The headline in source 1 uses the phrase ‘just don’t care’. The use of such a phrase presents the writers opinion and of course it is controversial. This is used for effect and it certainly divides audiences. From the headline I can infer that the writer is older and their aim is to present their biased view to those who are reading making most old people nod in agreement and younger people wonder how someone comes to such a judgemental conclusion. Another interesting thing the writer does is present their opinion as fact, and they do this throughout the article and in the headline, this helps to strengthen the writers point and make it seem less of the opinion piece it is. In fact, there are hardly any real cold facts in this article just some hand-picked quotes.
In the source 3 the language used in the headline is more emotive and the writer does this through the use of personal pronouns such as ‘I’ and ‘my’, this makes the story the writer is sharing more intimate and personal. Moreover, the writer uses key words which each evoke a sense of sympathy, words such as ‘refugee’, ‘fleeing’, ‘surviving’ These all grab the readers’ attention and really helps Hakim Bello tell his story. The use of the parenthesis in the headline makes the reader pause. This pause is instrumental in creating a sense of suspense before relieving to us that he survived. Similarly, in both headlines they use it as an overview of the text. From the headlines in Sources 1 and 3, we get a sense of what the articles will be about. This is why headlines must be effective as they allow the reader to anticipate what is coming.
There is a use of rhetorical questions in the source 1, for example, ‘are we there yet’. The use of this phrase is used to patronise and belittle the young subjects of the article, mimicking what young children say. The use of such a rhetorical question definitely evokes a reaction from the reader, I, as a young person, already knew I wouldn’t like the article from the headline, but that rhetorical question definitely made me detest what this writer had to say. I am sure that for most older, richer and conservative people would laugh at this and think his use of a rhetorical question is genius. This division in opinion is surely what the writer sought to come out of this. That is not the only example of the writer in source 1 using rhetorical questions to belittle and patronise young people. They do it again as he discusses recent news in politics then says ‘oh, does it really matter?’ This again presents his biased opinion to the reader.
On the other hand, in source 3 the writer uses a rhetorical question once where he says ‘how is it my life here is worse than under Muammar Gaddafi’s dictatorship?’ This question hits quite deeply with the reader and makes them really contemplate the hardships this person had to go through. Unlike source 1 it is not used as a mockery to the subject of the article but rather the writer directly asking the reader ‘why?’. This coupled with the writers use of personal pronouns really makes the article deeply personal pronouns really makes the article deeply personal. Almost like a one-on-one conversation.
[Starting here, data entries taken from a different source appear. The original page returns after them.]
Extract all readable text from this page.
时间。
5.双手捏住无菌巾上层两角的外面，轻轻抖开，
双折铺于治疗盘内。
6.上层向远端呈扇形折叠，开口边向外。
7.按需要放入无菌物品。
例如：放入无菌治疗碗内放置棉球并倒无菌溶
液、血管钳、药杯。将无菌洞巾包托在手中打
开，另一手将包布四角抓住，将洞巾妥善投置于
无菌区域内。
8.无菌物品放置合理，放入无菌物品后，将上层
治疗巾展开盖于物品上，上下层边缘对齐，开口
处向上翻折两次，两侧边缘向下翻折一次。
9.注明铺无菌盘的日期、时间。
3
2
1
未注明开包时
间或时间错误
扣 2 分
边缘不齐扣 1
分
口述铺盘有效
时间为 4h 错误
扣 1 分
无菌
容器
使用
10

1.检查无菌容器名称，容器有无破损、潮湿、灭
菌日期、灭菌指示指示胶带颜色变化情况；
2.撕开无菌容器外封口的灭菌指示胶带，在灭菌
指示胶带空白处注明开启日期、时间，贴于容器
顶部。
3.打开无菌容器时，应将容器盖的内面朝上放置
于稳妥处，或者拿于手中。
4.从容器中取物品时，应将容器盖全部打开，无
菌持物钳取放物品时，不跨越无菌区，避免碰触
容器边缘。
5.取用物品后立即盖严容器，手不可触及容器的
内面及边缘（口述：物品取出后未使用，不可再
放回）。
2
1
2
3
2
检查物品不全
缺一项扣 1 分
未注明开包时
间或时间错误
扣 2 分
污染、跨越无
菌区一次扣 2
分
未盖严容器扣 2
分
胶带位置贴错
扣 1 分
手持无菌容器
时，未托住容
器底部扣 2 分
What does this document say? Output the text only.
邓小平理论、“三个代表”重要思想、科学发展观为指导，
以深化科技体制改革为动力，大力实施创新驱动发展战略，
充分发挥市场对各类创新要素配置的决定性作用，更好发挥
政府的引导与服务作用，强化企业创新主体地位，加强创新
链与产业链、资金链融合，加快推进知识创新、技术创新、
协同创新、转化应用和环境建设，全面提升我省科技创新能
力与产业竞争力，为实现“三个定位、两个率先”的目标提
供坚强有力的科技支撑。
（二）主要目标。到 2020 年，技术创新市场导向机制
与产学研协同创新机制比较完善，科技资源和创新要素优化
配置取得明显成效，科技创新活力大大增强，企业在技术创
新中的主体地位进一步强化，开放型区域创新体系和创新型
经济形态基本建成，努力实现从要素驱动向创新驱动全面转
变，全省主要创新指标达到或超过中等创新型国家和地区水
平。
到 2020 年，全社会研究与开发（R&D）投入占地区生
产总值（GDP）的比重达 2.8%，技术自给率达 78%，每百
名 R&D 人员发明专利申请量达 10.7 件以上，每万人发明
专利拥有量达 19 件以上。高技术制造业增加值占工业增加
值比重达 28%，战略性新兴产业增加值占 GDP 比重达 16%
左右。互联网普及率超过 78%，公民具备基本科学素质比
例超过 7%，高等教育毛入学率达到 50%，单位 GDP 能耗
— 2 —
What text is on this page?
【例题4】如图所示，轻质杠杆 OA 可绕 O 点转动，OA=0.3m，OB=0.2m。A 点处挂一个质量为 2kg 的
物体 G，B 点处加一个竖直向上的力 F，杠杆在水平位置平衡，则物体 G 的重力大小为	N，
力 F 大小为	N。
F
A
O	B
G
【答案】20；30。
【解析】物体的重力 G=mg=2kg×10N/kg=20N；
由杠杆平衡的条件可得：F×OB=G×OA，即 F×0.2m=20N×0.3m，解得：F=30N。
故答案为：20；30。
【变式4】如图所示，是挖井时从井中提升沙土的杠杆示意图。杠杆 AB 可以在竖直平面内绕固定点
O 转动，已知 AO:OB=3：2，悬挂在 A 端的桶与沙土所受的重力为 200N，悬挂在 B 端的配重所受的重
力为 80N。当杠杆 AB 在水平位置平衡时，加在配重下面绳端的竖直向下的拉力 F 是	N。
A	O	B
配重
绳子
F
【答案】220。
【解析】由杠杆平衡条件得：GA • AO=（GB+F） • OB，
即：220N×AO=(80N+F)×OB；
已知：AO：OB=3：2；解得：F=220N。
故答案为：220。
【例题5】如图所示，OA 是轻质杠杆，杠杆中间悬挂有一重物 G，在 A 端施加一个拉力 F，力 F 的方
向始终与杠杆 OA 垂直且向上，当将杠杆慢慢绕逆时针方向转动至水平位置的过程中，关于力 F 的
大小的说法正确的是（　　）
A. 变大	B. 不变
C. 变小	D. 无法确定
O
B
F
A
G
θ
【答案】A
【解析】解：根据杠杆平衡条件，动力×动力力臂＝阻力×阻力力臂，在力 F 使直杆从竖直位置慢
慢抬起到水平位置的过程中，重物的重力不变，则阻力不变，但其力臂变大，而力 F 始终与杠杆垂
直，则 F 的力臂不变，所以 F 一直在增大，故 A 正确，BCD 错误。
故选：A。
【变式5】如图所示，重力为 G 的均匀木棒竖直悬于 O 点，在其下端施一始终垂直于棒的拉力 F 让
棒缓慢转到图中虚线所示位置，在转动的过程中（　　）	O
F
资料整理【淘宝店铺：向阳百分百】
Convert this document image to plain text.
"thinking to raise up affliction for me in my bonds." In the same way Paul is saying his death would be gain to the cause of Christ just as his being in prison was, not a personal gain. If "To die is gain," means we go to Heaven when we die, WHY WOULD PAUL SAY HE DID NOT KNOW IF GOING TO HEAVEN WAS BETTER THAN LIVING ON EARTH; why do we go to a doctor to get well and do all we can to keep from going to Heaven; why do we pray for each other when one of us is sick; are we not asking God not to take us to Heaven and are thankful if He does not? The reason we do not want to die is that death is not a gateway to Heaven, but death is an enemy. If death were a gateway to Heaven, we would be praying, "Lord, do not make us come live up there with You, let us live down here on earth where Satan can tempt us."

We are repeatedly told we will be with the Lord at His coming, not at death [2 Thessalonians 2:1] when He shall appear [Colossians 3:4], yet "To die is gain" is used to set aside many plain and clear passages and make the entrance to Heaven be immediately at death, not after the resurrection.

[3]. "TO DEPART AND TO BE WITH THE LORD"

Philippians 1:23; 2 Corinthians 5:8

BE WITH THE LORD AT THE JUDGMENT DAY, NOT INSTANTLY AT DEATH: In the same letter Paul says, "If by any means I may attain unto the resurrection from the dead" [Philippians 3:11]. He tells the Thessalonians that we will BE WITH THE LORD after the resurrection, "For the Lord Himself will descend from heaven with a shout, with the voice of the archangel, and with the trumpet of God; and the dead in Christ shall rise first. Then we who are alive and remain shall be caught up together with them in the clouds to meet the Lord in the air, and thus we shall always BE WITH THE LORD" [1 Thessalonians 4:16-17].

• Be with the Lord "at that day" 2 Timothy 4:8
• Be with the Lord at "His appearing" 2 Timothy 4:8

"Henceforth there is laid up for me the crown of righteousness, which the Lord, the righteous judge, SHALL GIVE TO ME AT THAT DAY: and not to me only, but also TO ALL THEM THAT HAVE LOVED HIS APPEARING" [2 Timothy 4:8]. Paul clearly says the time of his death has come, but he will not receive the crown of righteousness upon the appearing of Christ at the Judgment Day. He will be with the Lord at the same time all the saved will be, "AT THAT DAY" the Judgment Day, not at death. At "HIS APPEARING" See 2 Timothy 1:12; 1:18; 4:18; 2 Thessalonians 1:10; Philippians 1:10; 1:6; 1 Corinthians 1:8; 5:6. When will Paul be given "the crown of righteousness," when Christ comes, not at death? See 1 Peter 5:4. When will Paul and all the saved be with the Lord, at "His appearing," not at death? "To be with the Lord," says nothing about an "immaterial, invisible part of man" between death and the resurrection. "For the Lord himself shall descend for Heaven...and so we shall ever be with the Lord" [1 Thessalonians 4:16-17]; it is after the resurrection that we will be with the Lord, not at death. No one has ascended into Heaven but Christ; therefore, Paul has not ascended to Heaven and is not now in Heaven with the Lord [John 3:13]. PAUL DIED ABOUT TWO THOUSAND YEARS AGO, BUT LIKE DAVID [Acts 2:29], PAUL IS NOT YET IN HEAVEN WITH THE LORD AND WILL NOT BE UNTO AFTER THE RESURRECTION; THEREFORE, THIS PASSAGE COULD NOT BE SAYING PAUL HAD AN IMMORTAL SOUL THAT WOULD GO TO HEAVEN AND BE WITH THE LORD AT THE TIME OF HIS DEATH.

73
Going back to the use of facts in both articles, which I briefly mentioned when discussing the headline, I find that both articles make use of presenting some opinions as facts. This is seen in source 3 as the writer describes the Mediterranean passage to Italy as ‘the deadliest border in the world’. This is not something heard about the hundreds of people who were killed in this passage and has been domination the news. This is effective to the reader as it truly solidifies what the emotions the writer is trying to present.
In source 1 the use of facts is scarce. The writer makes an effort to use quotes that he undoubtedly chose to fit his narrative that the young are ‘highly unlikely to vote at all’ This in itself would create a divide among audiences with older people typically taking these as a representation of the millions of young people in this country, and the younger people disagreeing with his biased representation.